A new movie takes the outline of the real story and scrambles around the facts. The syndrome remains the same.

“Stockholm” begins with a bank robber named Lars (Ethan Hawke) storming a large, stately bank. More bungler than crisp professional, Lars wears a cowboy hat, wants to be referred to as “Outlaw,” and sets up a radio to play music (he favors “Nashville Skyline”-era Bob Dylan).

It doesn’t take long to realize writer-director Robert Budreau is playing the situation for black humor. It can hardly be played any other way, because Lars is so overconfident in his criminal abilities.

He has a list of demands for the cold-blooded Stockholm police chief (Christopher Heyerdahl in an impressively icy turn). These include the release of a jailbird pal, Gunnar (Mark Strong, currently doing duty as the villain in “Shazam!”), and a sweet Ford Mustang for a getaway car — the same kind Steve McQueen drove in “Bullitt,” if possible.

One of the hostages is Bianca (Noomi Rapace), a mild bank teller who wears 1970s eyeglasses as big as dinner plates. As the stand-off drags on, she develops a bond with Lars, which we infer is at least as maternal as it is romantic — Lars comes across as a misbehaving boy who needs a little motherly love.

Rapace, the star of “Prometheus” and the Swedish “Girl with the Dragon Tattoo” films, gives a delicate performance. The movie’s jokey style needs something solid at its center, and she provides that; her grave, clear-eyed presence is welcome ballast.

She’s the opposite of Hawke, who goes full goof-off as the kind of showboat who’s frankly enjoying the bank robbery a little too much. But Hawke never tips completely into cartoon territory — in the end, there’s something human about this idiot.

Hawke gave a tremendous performance for director Brudeau in “Born to Be Blue,” as jazzman Chet Baker. “Stockholm” is a much loopier film, with a vibe that surely owes a giant debt to “Dog Day Afternoon,” that heist-gone-kablooey classic that worked a comic-dramatic groove.
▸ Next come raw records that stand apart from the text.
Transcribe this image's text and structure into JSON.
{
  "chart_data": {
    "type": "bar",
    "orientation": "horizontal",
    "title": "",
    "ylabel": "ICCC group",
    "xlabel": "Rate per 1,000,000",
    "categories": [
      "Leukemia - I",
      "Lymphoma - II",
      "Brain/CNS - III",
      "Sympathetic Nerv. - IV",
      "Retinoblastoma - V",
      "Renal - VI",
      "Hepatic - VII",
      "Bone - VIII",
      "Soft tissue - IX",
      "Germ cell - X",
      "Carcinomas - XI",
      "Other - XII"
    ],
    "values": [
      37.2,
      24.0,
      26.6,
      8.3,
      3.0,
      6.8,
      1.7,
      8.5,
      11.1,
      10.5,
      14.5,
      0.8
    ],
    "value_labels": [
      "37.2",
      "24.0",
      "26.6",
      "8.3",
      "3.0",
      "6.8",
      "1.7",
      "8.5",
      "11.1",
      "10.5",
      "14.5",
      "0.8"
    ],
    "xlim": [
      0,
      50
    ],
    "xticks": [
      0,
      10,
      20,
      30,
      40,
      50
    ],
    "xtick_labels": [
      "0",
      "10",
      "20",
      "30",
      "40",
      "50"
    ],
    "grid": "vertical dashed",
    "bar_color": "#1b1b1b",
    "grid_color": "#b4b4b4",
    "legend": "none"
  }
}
“Stockholm” doesn’t reach that level, and you might occasionally wonder whether there’s something just a tad irresponsible about playing this kind of incident for laughs. But the longer it went on, the more I liked it — unless that’s Stockholm Syndrome kicking in.

“Stockholm” (3 stars)

A fictionalized version of the 1973 bank robbery in which hostages bonded with their kidnappers — thus birthing the phrase “Stockholm Syndrome.” The movie doesn’t always nail its comic-dramatic tone, but Ethan Hawke and Noomi Rapace are strong enough to make it work.